Testing the selections through LC-MS
Fera

Liquid chromatography mass spectrometry (LC-MS) has been shown to be a useful tool to quantify tolerance within trees through chemical screening.  It indicates changes in compounds, tentatively identified as iridoid glycosides, which are involved in herbivory defence.  A test panel is created using trees of know phenotype (we select 50 trees with high tolerance and 50 trees with very low tolerance).  We will then use the test panel to corroborate the tolerance selections made for the National Archive.

Testing the selections through controlled inoculation
Forest Research

Another method to test the tolerance of the selections made is through controlled inoculations.  Two methods will be tested: 1) Ascospores will be harvested from fruiting bodies and inoculated on to ash leaves and 2) small cubes of sterile ash wood will be inoculated with the fungus and taped to the main stem of the ash tree following the creation of a small wound. The infected trees will be monitored for several months and any resulting infections recorded.

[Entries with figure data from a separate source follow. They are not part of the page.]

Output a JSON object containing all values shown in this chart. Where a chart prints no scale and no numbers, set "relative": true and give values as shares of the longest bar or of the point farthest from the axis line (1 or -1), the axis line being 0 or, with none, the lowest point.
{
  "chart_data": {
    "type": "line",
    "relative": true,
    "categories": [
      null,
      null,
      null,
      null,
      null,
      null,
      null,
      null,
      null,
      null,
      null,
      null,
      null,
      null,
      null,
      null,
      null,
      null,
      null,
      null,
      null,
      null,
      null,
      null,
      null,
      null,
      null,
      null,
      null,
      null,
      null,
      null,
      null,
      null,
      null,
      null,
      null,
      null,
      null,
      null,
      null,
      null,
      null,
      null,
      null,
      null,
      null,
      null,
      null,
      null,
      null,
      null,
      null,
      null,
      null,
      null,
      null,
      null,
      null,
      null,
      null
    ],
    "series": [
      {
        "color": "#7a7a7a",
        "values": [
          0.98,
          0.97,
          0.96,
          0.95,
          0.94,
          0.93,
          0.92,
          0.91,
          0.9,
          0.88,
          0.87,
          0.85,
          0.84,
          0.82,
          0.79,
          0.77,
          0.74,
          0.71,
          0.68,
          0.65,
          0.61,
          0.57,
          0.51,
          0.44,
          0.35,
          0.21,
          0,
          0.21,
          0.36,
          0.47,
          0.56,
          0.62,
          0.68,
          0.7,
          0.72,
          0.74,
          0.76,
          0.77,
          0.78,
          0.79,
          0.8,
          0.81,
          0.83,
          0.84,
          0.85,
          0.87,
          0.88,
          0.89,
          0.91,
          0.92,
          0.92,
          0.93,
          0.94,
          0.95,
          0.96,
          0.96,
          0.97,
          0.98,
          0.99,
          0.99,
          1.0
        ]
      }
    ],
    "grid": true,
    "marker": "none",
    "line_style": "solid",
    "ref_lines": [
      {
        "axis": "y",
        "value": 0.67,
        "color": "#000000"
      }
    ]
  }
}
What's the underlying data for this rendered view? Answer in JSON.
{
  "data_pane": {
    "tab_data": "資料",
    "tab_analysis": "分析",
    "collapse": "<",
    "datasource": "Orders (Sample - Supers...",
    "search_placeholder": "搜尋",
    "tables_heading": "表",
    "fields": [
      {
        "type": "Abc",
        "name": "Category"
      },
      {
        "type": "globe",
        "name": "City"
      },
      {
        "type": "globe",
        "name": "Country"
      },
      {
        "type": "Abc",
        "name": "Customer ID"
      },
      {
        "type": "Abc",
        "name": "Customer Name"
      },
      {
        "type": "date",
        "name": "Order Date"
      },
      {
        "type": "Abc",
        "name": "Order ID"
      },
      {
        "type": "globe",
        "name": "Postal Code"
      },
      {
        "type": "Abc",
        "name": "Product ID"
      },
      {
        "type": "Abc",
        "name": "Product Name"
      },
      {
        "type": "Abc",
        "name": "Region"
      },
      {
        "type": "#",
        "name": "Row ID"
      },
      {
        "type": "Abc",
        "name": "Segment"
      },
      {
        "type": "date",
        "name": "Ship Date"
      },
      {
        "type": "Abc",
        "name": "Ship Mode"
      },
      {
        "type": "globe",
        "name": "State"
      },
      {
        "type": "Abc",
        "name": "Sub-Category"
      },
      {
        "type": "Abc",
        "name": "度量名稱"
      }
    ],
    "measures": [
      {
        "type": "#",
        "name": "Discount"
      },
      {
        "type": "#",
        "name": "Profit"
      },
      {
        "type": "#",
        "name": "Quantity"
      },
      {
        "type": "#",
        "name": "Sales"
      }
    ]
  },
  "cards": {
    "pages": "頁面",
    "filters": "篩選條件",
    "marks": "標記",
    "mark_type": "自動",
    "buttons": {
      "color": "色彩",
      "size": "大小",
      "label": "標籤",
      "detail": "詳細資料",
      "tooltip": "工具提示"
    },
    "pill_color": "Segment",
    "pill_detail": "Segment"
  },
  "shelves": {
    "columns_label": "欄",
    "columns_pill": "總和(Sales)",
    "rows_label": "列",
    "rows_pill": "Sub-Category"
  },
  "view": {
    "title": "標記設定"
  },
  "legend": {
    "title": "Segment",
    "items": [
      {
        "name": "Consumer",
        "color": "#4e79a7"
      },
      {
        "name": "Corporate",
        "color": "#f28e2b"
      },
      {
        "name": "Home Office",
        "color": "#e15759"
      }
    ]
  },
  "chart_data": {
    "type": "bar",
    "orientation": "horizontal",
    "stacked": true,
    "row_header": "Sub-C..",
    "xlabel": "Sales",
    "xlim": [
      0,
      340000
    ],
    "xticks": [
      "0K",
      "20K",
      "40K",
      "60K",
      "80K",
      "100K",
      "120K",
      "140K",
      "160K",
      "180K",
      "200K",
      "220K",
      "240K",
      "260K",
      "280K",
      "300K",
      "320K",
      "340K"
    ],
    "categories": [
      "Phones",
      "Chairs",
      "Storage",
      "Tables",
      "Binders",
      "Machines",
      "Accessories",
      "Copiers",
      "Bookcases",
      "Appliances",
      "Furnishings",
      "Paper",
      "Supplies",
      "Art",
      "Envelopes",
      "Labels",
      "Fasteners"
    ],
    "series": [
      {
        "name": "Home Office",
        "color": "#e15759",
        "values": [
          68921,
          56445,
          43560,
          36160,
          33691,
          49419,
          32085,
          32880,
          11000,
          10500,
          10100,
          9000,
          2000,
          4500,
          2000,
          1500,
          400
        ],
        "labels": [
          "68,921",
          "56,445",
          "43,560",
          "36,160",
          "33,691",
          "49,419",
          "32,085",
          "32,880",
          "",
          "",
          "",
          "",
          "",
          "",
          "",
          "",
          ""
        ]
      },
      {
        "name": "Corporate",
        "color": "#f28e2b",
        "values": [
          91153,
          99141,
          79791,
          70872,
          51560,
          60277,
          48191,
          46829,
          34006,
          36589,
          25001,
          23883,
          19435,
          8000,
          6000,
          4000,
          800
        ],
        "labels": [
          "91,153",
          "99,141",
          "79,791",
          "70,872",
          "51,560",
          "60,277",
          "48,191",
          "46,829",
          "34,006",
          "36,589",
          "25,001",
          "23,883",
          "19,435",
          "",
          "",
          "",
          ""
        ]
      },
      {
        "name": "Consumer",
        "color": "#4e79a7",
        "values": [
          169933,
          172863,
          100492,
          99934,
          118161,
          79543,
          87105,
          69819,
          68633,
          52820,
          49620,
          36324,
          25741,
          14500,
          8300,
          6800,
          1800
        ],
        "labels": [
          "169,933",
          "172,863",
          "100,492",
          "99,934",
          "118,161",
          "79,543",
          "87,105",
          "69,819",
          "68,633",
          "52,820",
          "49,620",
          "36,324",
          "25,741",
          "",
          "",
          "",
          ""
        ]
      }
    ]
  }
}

Developing vegetative propagation techniques
Kew

The trees in the National Archive are grafted on to rootstocks of common ash. This is because grafting yields very high success rates (over 95%).  However, there is no guarantee that the rootstock is of tolerant material, and research has shown that ash can be infected through pores in the stem/ bark called lenticles, particularly when inoculum levels are high.  It is preferable to have tolerant selections on their own roots to eliminate this step.  Work in the original project looked at tissue culture, but costs are expensive and while getting plantlets from seed was straight forward, less success was obtained with shoot material. Here we will investigate vegetative propagation techniques for ash, to yield consistently high results which currently is hard to achieve without grafting.